しかし、正太郎とタカはにやにやするだけだ。


「悪いのはおめえさんさ。自業自得だ、観念しな」

「ちげえねえ。世話になったお店にそんなことをするたあ、忘恩の徒ってやつだ」

「タカ、貴様…そういうてめえこそ」


ぷつん。


まるで糸が切れたかのように。

それほど唐突に、土方の口は閉じられ、表情も強張る。

タカは笑うのをやめた。


「俺がどうかしたか?」

「…いや」


先ほどとは打って変わって、顔を引き締める土方。

そんな彼につられて、正太郎と総司も口をつぐんだ。

しばしの沈黙。


「まあいい。
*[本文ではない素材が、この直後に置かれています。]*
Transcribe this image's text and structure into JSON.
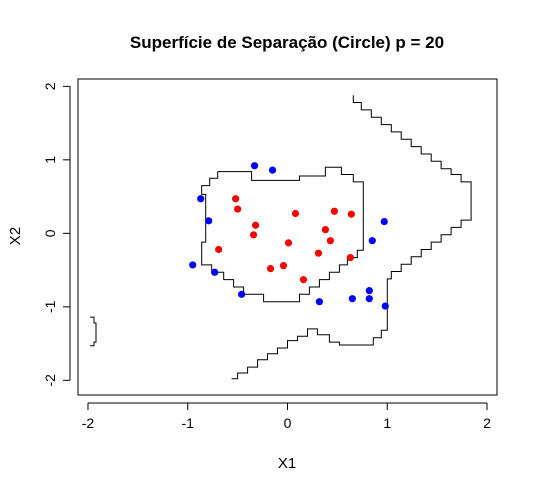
{
  "chart_data": {
    "type": "scatter",
    "title": "Superfície de Separação (Circle) p = 20",
    "xlabel": "X1",
    "ylabel": "X2",
    "xlim": [
      -2.1,
      2.1
    ],
    "ylim": [
      -2.2,
      2.1
    ],
    "xticks": [
      -2,
      -1,
      0,
      1,
      2
    ],
    "yticks": [
      -2,
      -1,
      0,
      1,
      2
    ],
    "tick_labels_x": [
      "-2",
      "-1",
      "0",
      "1",
      "2"
    ],
    "tick_labels_y": [
      "-2",
      "-1",
      "0",
      "1",
      "2"
    ],
    "grid": false,
    "colors": {
      "class_a": "#ff0000",
      "class_b": "#0000ff",
      "boundary": "#000000"
    },
    "series": [
      {
        "color": "#ff0000",
        "points": [
          [
            -0.52,
            0.47
          ],
          [
            -0.5,
            0.33
          ],
          [
            -0.32,
            0.11
          ],
          [
            -0.34,
            -0.02
          ],
          [
            -0.69,
            -0.22
          ],
          [
            0.08,
            0.27
          ],
          [
            0.01,
            -0.13
          ],
          [
            0.47,
            0.3
          ],
          [
            0.64,
            0.26
          ],
          [
            0.38,
            0.05
          ],
          [
            0.43,
            -0.1
          ],
          [
            0.31,
            -0.27
          ],
          [
            -0.17,
            -0.48
          ],
          [
            -0.04,
            -0.44
          ],
          [
            0.16,
            -0.63
          ],
          [
            0.63,
            -0.33
          ]
        ]
      },
      {
        "color": "#0000ff",
        "points": [
          [
            -0.33,
            0.92
          ],
          [
            -0.15,
            0.86
          ],
          [
            -0.87,
            0.47
          ],
          [
            -0.79,
            0.17
          ],
          [
            -0.95,
            -0.43
          ],
          [
            -0.73,
            -0.53
          ],
          [
            -0.46,
            -0.83
          ],
          [
            0.32,
            -0.93
          ],
          [
            0.85,
            -0.1
          ],
          [
            0.97,
            0.16
          ],
          [
            0.82,
            -0.78
          ],
          [
            0.82,
            -0.89
          ],
          [
            0.65,
            -0.89
          ],
          [
            0.98,
            -0.99
          ]
        ]
      }
    ],
    "boundary_lines": [
      [
        [
          0.66,
          1.88
        ],
        [
          0.66,
          1.78
        ],
        [
          0.74,
          1.78
        ],
        [
          0.74,
          1.68
        ],
        [
          0.84,
          1.68
        ],
        [
          0.84,
          1.58
        ],
        [
          0.94,
          1.58
        ],
        [
          0.94,
          1.48
        ],
        [
          1.04,
          1.48
        ],
        [
          1.04,
          1.38
        ],
        [
          1.14,
          1.38
        ],
        [
          1.14,
          1.28
        ],
        [
          1.24,
          1.28
        ],
        [
          1.24,
          1.18
        ],
        [
          1.34,
          1.18
        ],
        [
          1.34,
          1.08
        ],
        [
          1.44,
          1.08
        ],
        [
          1.44,
          0.98
        ],
        [
          1.54,
          0.98
        ],
        [
          1.54,
          0.88
        ],
        [
          1.64,
          0.88
        ],
        [
          1.64,
          0.8
        ],
        [
          1.74,
          0.8
        ],
        [
          1.74,
          0.7
        ],
        [
          1.84,
          0.7
        ],
        [
          1.84,
          0.18
        ],
        [
          1.74,
          0.18
        ],
        [
          1.74,
          0.08
        ],
        [
          1.64,
          0.08
        ],
        [
          1.64,
          -0.02
        ],
        [
          1.54,
          -0.02
        ],
        [
          1.54,
          -0.12
        ],
        [
          1.44,
          -0.12
        ],
        [
          1.44,
          -0.22
        ],
        [
          1.34,
          -0.22
        ],
        [
          1.34,
          -0.32
        ],
        [
          1.24,
          -0.32
        ],
        [
          1.24,
          -0.42
        ],
        [
          1.14,
          -0.42
        ],
        [
          1.14,
          -0.52
        ],
        [
          1.04,
          -0.52
        ],
        [
          1.04,
          -0.62
        ],
        [
          1.0,
          -0.62
        ],
        [
          1.0,
          -1.32
        ],
        [
          0.94,
          -1.32
        ],
        [
          0.94,
          -1.42
        ],
        [
          0.86,
          -1.42
        ],
        [
          0.86,
          -1.52
        ],
        [
          0.52,
          -1.52
        ],
        [
          0.52,
          -1.48
        ],
        [
          0.42,
          -1.48
        ],
        [
          0.42,
          -1.38
        ],
        [
          0.3,
          -1.38
        ],
        [
          0.3,
          -1.3
        ],
        [
          0.2,
          -1.3
        ],
        [
          0.2,
          -1.4
        ],
        [
          0.1,
          -1.4
        ],
        [
          0.1,
          -1.46
        ],
        [
          0.0,
          -1.46
        ],
        [
          0.0,
          -1.56
        ],
        [
          -0.1,
          -1.56
        ],
        [
          -0.1,
          -1.64
        ],
        [
          -0.2,
          -1.64
        ],
        [
          -0.2,
          -1.72
        ],
        [
          -0.3,
          -1.72
        ],
        [
          -0.3,
          -1.82
        ],
        [
          -0.4,
          -1.82
        ],
        [
          -0.4,
          -1.9
        ],
        [
          -0.5,
          -1.9
        ],
        [
          -0.5,
          -1.98
        ],
        [
          -0.56,
          -1.98
        ]
      ],
      [
        [
          -0.7,
          0.84
        ],
        [
          -0.7,
          0.75
        ],
        [
          -0.78,
          0.75
        ],
        [
          -0.78,
          0.65
        ],
        [
          -0.86,
          0.65
        ],
        [
          -0.86,
          0.53
        ],
        [
          -0.82,
          0.53
        ],
        [
          -0.82,
          -0.12
        ],
        [
          -0.86,
          -0.12
        ],
        [
          -0.86,
          -0.43
        ],
        [
          -0.76,
          -0.43
        ],
        [
          -0.76,
          -0.53
        ],
        [
          -0.64,
          -0.53
        ],
        [
          -0.64,
          -0.63
        ],
        [
          -0.54,
          -0.63
        ],
        [
          -0.54,
          -0.73
        ],
        [
          -0.44,
          -0.73
        ],
        [
          -0.44,
          -0.83
        ],
        [
          -0.24,
          -0.83
        ],
        [
          -0.24,
          -0.93
        ],
        [
          0.12,
          -0.93
        ],
        [
          0.12,
          -0.83
        ],
        [
          0.22,
          -0.83
        ],
        [
          0.22,
          -0.73
        ],
        [
          0.32,
          -0.73
        ],
        [
          0.32,
          -0.63
        ],
        [
          0.42,
          -0.63
        ],
        [
          0.42,
          -0.53
        ],
        [
          0.52,
          -0.53
        ],
        [
          0.52,
          -0.43
        ],
        [
          0.6,
          -0.43
        ],
        [
          0.6,
          -0.33
        ],
        [
          0.7,
          -0.33
        ],
        [
          0.7,
          -0.23
        ],
        [
          0.76,
          -0.23
        ],
        [
          0.76,
          0.7
        ],
        [
          0.66,
          0.7
        ],
        [
          0.66,
          0.8
        ],
        [
          0.54,
          0.8
        ],
        [
          0.54,
          0.9
        ],
        [
          0.38,
          0.9
        ],
        [
          0.38,
          0.78
        ],
        [
          0.12,
          0.78
        ],
        [
          0.12,
          0.72
        ],
        [
          -0.36,
          0.72
        ],
        [
          -0.36,
          0.84
        ],
        [
          -0.7,
          0.84
        ]
      ],
      [
        [
          -1.98,
          -1.14
        ],
        [
          -1.94,
          -1.14
        ],
        [
          -1.94,
          -1.22
        ],
        [
          -1.92,
          -1.22
        ],
        [
          -1.92,
          -1.48
        ],
        [
          -1.94,
          -1.48
        ],
        [
          -1.94,
          -1.53
        ],
        [
          -1.98,
          -1.53
        ]
      ]
    ]
  }
}
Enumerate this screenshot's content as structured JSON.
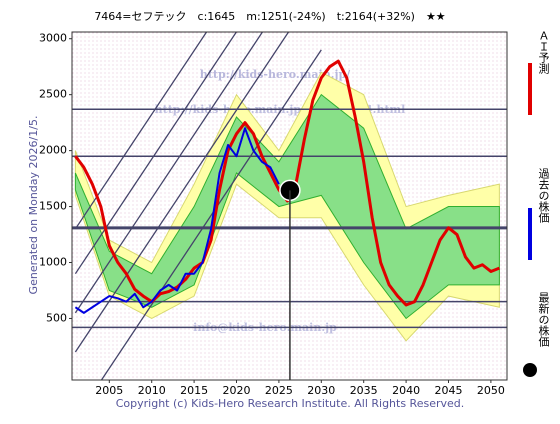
{
  "chart_data": {
    "type": "line",
    "title": "7464=セフテック　c:1645　m:1251(-24%)　t:2164(+32%)　★★",
    "side_note": "Generated on Monday 2026/1/5.",
    "footer": "Copyright (c) Kids-Hero Research Institute. All Rights Reserved.",
    "watermarks": [
      "http://kids-hero.main.jp/",
      "http://kids-hero.main.jp/stock/7464.html",
      "KHRI",
      "info@kids-hero.main.jp"
    ],
    "xlim": [
      2000.6,
      2051.9
    ],
    "ylim": [
      -50,
      3060
    ],
    "xticks": [
      2005,
      2010,
      2015,
      2020,
      2025,
      2030,
      2035,
      2040,
      2045,
      2050
    ],
    "yticks": [
      500,
      1000,
      1500,
      2000,
      2500,
      3000
    ],
    "hlines": [
      2370,
      1950,
      1310,
      650,
      420
    ],
    "vline": 2026.3,
    "trendlines": [
      [
        [
          2001,
          -400
        ],
        [
          2030,
          2900
        ]
      ],
      [
        [
          2001,
          200
        ],
        [
          2030,
          3500
        ]
      ],
      [
        [
          2001,
          550
        ],
        [
          2030,
          3850
        ]
      ],
      [
        [
          2001,
          900
        ],
        [
          2030,
          4200
        ]
      ],
      [
        [
          2001,
          1300
        ],
        [
          2030,
          4600
        ]
      ]
    ],
    "bands": {
      "x": [
        2001,
        2005,
        2010,
        2015,
        2020,
        2025,
        2030,
        2035,
        2040,
        2045,
        2051
      ],
      "yellow_upper": [
        2000,
        1200,
        1000,
        1700,
        2500,
        2000,
        2700,
        2500,
        1500,
        1600,
        1700
      ],
      "yellow_lower": [
        1600,
        700,
        500,
        700,
        1700,
        1400,
        1400,
        800,
        300,
        700,
        600
      ],
      "green_upper": [
        1800,
        1100,
        900,
        1500,
        2300,
        1900,
        2500,
        2200,
        1300,
        1500,
        1500
      ],
      "green_lower": [
        1650,
        750,
        600,
        800,
        1800,
        1500,
        1600,
        1000,
        500,
        800,
        800
      ]
    },
    "series": [
      {
        "name": "ＡＩ予測",
        "color": "#e00000",
        "x": [
          2001,
          2002,
          2003,
          2004,
          2005,
          2006,
          2007,
          2008,
          2009,
          2010,
          2011,
          2012,
          2013,
          2014,
          2015,
          2016,
          2017,
          2018,
          2019,
          2020,
          2021,
          2022,
          2023,
          2024,
          2025,
          2026,
          2027,
          2028,
          2029,
          2030,
          2031,
          2032,
          2033,
          2034,
          2035,
          2036,
          2037,
          2038,
          2039,
          2040,
          2041,
          2042,
          2043,
          2044,
          2045,
          2046,
          2047,
          2048,
          2049,
          2050,
          2051
        ],
        "values": [
          1950,
          1850,
          1700,
          1500,
          1150,
          1000,
          900,
          760,
          700,
          650,
          720,
          740,
          780,
          850,
          950,
          1000,
          1200,
          1650,
          2000,
          2150,
          2250,
          2150,
          1950,
          1800,
          1650,
          1550,
          1700,
          2100,
          2450,
          2650,
          2750,
          2800,
          2650,
          2300,
          1900,
          1400,
          1000,
          800,
          700,
          620,
          650,
          800,
          1000,
          1200,
          1310,
          1250,
          1050,
          950,
          980,
          920,
          950
        ]
      },
      {
        "name": "過去の株価",
        "color": "#0000e0",
        "x": [
          2001,
          2002,
          2003,
          2004,
          2005,
          2006,
          2007,
          2008,
          2009,
          2010,
          2011,
          2012,
          2013,
          2014,
          2015,
          2016,
          2017,
          2018,
          2019,
          2020,
          2021,
          2022,
          2023,
          2024,
          2025
        ],
        "values": [
          600,
          550,
          600,
          650,
          700,
          680,
          650,
          720,
          600,
          650,
          750,
          800,
          750,
          900,
          900,
          1000,
          1300,
          1800,
          2050,
          1950,
          2200,
          2000,
          1900,
          1850,
          1700
        ]
      },
      {
        "name": "最新の株価",
        "color": "#000000",
        "x": [
          2026.3
        ],
        "values": [
          1645
        ]
      }
    ]
  }
}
話すも話さねえも、おめえさんの勝手さ。俺は帰る」


重苦しい空気など気にしていないかのようにくすりと笑うと、タカはくるりと踵を返した。

そして、そのまますたすたと行ってしまう。

その後ろ姿をただ見送っていただけの一同は、彼の背中が消えた途端、我に返った。


「何しに来たんだよ、あいつは」


首を捻る正太郎。

土方は疲れたように「さあな」と返事をした。


「なあ、土方さんよ」


ふと真剣な面持ちになって、正太郎は彼に向き直る。


「あいつはいってえ、何者なんだ?」

「知らねえ」


どかりと縁側に座り込む土方。

その隣に、正太郎と総司は腰かけた。


「何けちくさいこと言ってんだよ。吐いちまいな、げろっと」

「知らねえんだよ、本当に」


はあああ。


長い息を吐くその姿は、嘘をついているようには見えなかった。

「じゃあ」と、正太郎も引き下がらない。


「何があったよ。おめえさんのその怯えっぷり、尋常じゃねえよな」


土方は正太郎を見ることなく、軽く下唇を噛む。

総司はというと、聞きたいことはごまんとあるはずなのに、ただ土方を見つめていた。

しかし、その視線に「教えてください」というお願い…いや、ほとんど命令に近いものが含まれている。

正太郎とて似たようなものだ。


そんな二人の無言の圧力に負けたのか、ようやく彼は重い口を開いた。